The business of deprivation points started from JNU, entered the policy systems of the NDA at the highest level of policy advice. But the powers that be, while eulogising this at meta policy levels, went on to question them at JNU. When policy debates become highly politicised in the wrong sense of the term, intellectual consistency and time-honoured criteria of judging good policies, like the relationship between objectives and instruments, go for a sixer.
In JNU, in the beginning, the preference to children from backward regions and poor families was absolute. A new elite was being created, without any discrimination, as it were. You can make out a JNU-trained SP, collector or joint secretary a mile off. It is ironic, but perfectly understandable, that senior intelligence officers monitoring the present JNU story were JNU-trained. When I was a minister going to a meeting, the ranking civilian there would whisper in my ears: “Sir, I am JNU, 1982 batch. Wink wink, nudge nudge.” We won’t say it, but we know what we want, what we are doing, what to say and how to get it done. All clubs are like that and this was then and, I suspect now, not any different.
JNU’s admission policies are reviewed every five years. When I was their vice-chancellor (VC), I gave the students union some money to organise debates on this. The business of deprivation points came up. The radicals wanted many deprivation points around the merit criteria to give weightage to backwardness. At least 50 points out of 1,000. The opposite was also argued. The alums who came in were persons like Prakash Karat, Sitaram Yechury and Anand Sharma, all former JNU-ites. Also, outside experts like the historian Barun De and others, joined. Finally, we agreed on 10 deprivation points out of a total score of 1,000.
Around the admission range there is a struggle. At each point there are scores of kids. The VC’s job between June-end and August 15 when it all closes, is just to protect the unique, totally foolproof and non-tamperable admission system from the pressures of the highest in the land. A few deprivation points will matter.
In the final admission system, it was decided, after a lot of bloodletting, that if you were a girl, poor and did your qualifying degree from the poorest quartile of districts, you got 10 points. At the other end, if a boy and poor, you got three. Eight kids made it on account of deprivation thus defined. The radicals went for me hammer and tongs. Only eight! I told them that eight is a lot and my job was to run the best university in the country. I will work for the revolution after I leave JNU.

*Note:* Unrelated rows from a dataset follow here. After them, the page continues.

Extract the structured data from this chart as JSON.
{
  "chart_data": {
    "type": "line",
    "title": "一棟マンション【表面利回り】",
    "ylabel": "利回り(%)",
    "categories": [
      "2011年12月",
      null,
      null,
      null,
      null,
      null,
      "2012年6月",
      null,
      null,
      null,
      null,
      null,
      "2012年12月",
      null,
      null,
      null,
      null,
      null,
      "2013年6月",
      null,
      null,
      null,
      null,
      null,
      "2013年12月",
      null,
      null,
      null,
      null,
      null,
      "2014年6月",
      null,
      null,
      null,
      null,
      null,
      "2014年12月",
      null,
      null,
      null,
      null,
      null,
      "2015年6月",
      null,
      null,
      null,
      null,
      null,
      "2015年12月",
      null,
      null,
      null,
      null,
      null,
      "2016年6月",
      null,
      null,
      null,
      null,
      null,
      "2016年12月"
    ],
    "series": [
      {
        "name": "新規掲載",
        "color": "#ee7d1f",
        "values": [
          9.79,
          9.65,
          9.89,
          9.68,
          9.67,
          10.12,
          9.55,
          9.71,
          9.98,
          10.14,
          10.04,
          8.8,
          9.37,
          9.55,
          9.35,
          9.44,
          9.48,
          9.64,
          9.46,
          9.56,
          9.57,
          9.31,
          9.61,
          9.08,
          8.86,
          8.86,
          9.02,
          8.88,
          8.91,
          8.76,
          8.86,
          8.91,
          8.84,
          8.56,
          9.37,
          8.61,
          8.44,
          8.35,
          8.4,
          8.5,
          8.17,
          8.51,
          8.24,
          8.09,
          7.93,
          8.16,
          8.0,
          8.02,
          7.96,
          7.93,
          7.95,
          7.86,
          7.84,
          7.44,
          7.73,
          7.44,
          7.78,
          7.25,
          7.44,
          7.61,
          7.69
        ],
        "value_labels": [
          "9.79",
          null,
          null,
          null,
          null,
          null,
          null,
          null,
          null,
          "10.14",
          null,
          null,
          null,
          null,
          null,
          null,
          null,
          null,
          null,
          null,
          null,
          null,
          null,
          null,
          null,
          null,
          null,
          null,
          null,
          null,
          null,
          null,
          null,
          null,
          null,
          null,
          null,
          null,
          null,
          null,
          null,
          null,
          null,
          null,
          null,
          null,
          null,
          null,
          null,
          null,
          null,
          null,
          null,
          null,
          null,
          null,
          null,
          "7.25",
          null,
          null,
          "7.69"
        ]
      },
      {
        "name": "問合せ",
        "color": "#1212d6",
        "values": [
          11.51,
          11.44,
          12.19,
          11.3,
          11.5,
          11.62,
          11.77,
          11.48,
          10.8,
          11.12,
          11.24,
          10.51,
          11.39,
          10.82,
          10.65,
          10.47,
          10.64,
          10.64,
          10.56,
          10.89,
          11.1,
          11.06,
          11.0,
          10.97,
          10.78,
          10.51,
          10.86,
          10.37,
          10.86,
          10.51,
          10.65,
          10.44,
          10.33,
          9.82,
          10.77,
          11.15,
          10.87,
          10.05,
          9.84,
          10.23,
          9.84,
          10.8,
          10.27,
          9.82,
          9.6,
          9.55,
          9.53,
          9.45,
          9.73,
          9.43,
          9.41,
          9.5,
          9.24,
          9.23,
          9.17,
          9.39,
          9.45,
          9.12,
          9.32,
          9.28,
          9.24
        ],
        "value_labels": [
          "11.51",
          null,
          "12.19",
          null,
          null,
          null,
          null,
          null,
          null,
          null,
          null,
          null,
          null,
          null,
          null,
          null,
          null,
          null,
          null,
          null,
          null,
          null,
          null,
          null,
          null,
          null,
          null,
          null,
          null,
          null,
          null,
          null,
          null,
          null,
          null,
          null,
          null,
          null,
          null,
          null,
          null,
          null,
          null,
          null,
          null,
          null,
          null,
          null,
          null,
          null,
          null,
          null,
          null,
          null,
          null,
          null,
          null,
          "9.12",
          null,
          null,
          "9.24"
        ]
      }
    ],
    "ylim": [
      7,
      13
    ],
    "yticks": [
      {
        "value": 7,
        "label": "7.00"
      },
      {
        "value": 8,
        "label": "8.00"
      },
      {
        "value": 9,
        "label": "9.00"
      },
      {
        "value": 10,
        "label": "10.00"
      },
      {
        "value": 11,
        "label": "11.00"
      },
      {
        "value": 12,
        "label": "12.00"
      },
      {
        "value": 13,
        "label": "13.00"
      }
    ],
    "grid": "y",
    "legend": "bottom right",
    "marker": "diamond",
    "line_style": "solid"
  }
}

N.C. Saxena picked it up when he was planning secretary. He did what I wanted, although haltingly. He introduced deprivation points in the national poverty debate. To my regret, he did not change the Alagh Poverty Line but within it, introduced deprivation points to enable entitlements to plan benefits. Arvind Panagariya inherits that and his vision for the next three years is out. Not the chhota press version for those who can’t read and must see PPTs, but a regular plan document. There is something about this planning business. You can say, abolish it, wipe it out, Mahalanobis stuff, and then, you come out with the same; of course, taking into account the changes taking place and of course, the natural fact that you will do better. The ghosts of Yojana Bhavan haunt you; the urge to do better is natural.
So, the document has all the planning and policy chapters and we will, of course, discuss them again. There are targets, financial resources, regional development and sectoral strategies, the works. It starts: “the signs of change began to emerge during the second half of the 1980s, with 1991 proving a turning point. The reforms that followed first under Prime Minister Narasimha Rao and then under Prime Minister Atal Bihari Vajpayee, placed India first on a six per cent growth trajectory and then, beginning in 2003-04, on an eight per cent plus trajectory (emphasis added).’’ Discussing MGNREGA, it says: “Therefore there is a need for developing inclusion, exclusion and deprivation criteria (emphasis added)”. Panagariya’s preliminary thoughts on poverty in a separate note say the same. It’s business as usual; only the Niti Aayog doesn’t disburse. Deprivation points are safe at the meta level, but not in JNU.